None except Kevin Turner, that is. At first, he did it out pure pity. She was a young woman, marred by the scandalous reputation of her parents, but had achieved first ranking scores on all the induction tests. He could have claimed there were not enough instructors, passing her over for training by making her wait another year. She won him over with her tenacity and fighting spirit. He consented to be her trainer, and, she had no idea how glad he was that he had made that decision.
“Who are they?” Evangeline asked in a frustrated tone. She was shooting dark glares at all the other men in the back of the vehicle; she looked like a caged animal on display that wanted nothing more than to decapitate her spectators. “What’s going on here, B.B.? I want to know, and I want to know now.” She leaned forward, her eyes focusing on him like lasers. Kevin sat back in his seat, draped one arm across his stomach, and played with his lip with his other hand. His eyes bored into hers as he pondered about how answer her question.
 
; Garrett interrupted his thought process.
“B.B,” he growled, “it’s not your place to explain anything about our mission.”
Kevin lifted his eyes from Evangeline and looked past her shoulder, letting the full force of his authority burn as he stared at Garrett. Garrett’s confidence dissipated like smoke as Kevin stared him down with an almost imperceptible gesture. Garrett tried rallying back to regain control, but he had already succumbed to Kevin’s strength of will.
Garrett dropped his eyes to the floor and cleared his throat. “Let’s just wait until we get back and let them determine what she will or will not be told, okay?”
“As I recall, Garrett,” Kevin sneered in disdain, “it was your actions that started the domino effect which has brought us to this point.”

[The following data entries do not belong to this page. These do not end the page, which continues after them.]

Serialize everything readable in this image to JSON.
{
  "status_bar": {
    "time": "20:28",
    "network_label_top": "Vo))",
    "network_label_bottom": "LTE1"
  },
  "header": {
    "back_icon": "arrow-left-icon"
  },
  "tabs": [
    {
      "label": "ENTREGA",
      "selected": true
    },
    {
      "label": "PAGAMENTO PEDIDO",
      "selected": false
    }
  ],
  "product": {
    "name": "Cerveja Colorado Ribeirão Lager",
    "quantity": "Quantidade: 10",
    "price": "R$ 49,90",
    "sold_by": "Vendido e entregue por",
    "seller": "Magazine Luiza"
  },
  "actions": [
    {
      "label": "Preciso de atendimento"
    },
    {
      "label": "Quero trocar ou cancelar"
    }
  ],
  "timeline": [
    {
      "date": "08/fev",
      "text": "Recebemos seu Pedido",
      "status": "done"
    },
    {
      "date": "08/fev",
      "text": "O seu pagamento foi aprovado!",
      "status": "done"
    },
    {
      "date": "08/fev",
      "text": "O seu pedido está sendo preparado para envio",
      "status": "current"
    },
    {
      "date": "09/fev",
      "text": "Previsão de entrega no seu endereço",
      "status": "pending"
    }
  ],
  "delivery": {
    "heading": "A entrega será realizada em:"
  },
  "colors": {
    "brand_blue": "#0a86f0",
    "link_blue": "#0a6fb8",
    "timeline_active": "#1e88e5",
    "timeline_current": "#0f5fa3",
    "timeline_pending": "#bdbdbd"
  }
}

Garrett opened his mouth to protest, but Kevin cut him off with a sweep of his hand. He rose from his seat - Evangeline had forgotten how tall B.B. was - and placed a hand against the transport wall on either side of Garret’s head, shoving his swollen nose within an inch of Garrett’s astonished face.
“That surprises you, does it? Yes, I know what you did to that pilot. Felicia contacted me while you were in transit to my station and filled me in. What were you thinking?” Evangeline watched this heated exchange in wonder. She had not recognized Garrett as the man who offered a drink of his flask to Daryl.
Garrett matched Kevin’s disdainful glare. He contorted his face, gritting his teeth and sneering into Kevin’s eyes. Kevin had been right, though; Garrett had only been thinking about his own private agenda when he poisoned that pilot in the LTZ.
Evangeline watched transfixed as the two men stared each other down, bristling and snarling like wolves. She was even more confused now than before they had pulled her into the transport. She stood and put her hands on Kevin’s shoulders, compelling him to put some space between himself and Garrett. Garrett’s posture drooped and he hid a sigh of relief as she pulled Kevin around to face her.